Getting to the goods is where this pack really shines. Reach the right hand around towards the left hip, grab the strap, and pull. All of a sudden the pack is resting across your chest with a full length zipper staring you in the face. It opens to a large single compartment, with a smaller half zippered/half mesh pouch hanging downward – I use the latter for holding a tip wallet and leaders, leaving those gadgets quickly and conveniently accessible. There is also one exterior zippered compartment, good for holding “must have now” items such as Cohiba Robustos and matches, and a exterior plastic ring for hooking a net (I lashed my tippet spools and nippers to it instead). Finally, a really nice touch – a small welded slit on the top of the pack fits hemos perfectly.
The Fishpond Westwater Sling Pack specifications are as follows:
Dimensions – 16.75 X 10 X 5 inches
Capacity – approximately 800 cu. in.
Weight – approximately 1.3 pounds
Yea, so as packs go it is bigger than normal, and little on the heavy side.

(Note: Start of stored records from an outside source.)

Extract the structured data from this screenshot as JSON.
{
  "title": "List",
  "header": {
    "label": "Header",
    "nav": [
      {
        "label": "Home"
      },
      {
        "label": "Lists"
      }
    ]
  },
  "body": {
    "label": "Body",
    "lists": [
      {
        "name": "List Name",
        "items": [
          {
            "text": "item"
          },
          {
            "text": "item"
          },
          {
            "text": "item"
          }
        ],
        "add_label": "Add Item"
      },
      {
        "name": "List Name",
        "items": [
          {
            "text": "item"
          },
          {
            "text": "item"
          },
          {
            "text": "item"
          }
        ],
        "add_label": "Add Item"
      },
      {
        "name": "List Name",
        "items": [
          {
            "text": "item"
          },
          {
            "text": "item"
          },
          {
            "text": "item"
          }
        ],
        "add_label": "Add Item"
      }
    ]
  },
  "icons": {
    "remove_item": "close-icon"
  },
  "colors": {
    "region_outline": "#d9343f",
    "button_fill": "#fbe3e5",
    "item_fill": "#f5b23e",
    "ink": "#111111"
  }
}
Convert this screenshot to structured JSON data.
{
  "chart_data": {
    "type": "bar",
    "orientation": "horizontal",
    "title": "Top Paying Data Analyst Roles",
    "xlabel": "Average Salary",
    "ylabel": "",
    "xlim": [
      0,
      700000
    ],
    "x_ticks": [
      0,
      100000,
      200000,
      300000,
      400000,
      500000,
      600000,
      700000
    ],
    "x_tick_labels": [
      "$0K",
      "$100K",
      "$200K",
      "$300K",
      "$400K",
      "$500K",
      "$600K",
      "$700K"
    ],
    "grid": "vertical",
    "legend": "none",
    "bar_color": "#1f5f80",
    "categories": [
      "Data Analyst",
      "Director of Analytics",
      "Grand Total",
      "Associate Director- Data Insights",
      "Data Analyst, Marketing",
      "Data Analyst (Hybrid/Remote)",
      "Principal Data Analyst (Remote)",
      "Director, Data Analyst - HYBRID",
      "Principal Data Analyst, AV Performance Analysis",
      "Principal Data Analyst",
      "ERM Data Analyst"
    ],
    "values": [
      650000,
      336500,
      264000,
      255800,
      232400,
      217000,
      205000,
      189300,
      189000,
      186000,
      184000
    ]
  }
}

My previous experience with the Fishpond Nimbus Guide Pack, however, taught me that bigger is better – carry a voluminous pack and you’ll just put more stuff in it. More stuff means more fun, or garages across the land wouldn’t be so full, right? And as mentioned earlier, the sling strap is ample enough to distribute that weight, along with that of two racks of ribs and a fifth of bourbon, in comfort. Just in case though, Fishpond built hip straps into the Westwater Sling, so if you did indeed lug the contents of your own garage, you’d probably still be ok. I never used them, and I knew the fully-loaded pack was there. It was the fish that made me forget all about it.
MG signing off (to hand this Westwater Sling Pack back to its rightful owner…ok maybe not)
FTC Disclosure: This pack was handed to me free of charge, after a beer keg went empty. No agreement was made to review it, and since I’m not even sure the folks at Fishpond remember I have it, I’m probably going to keep it.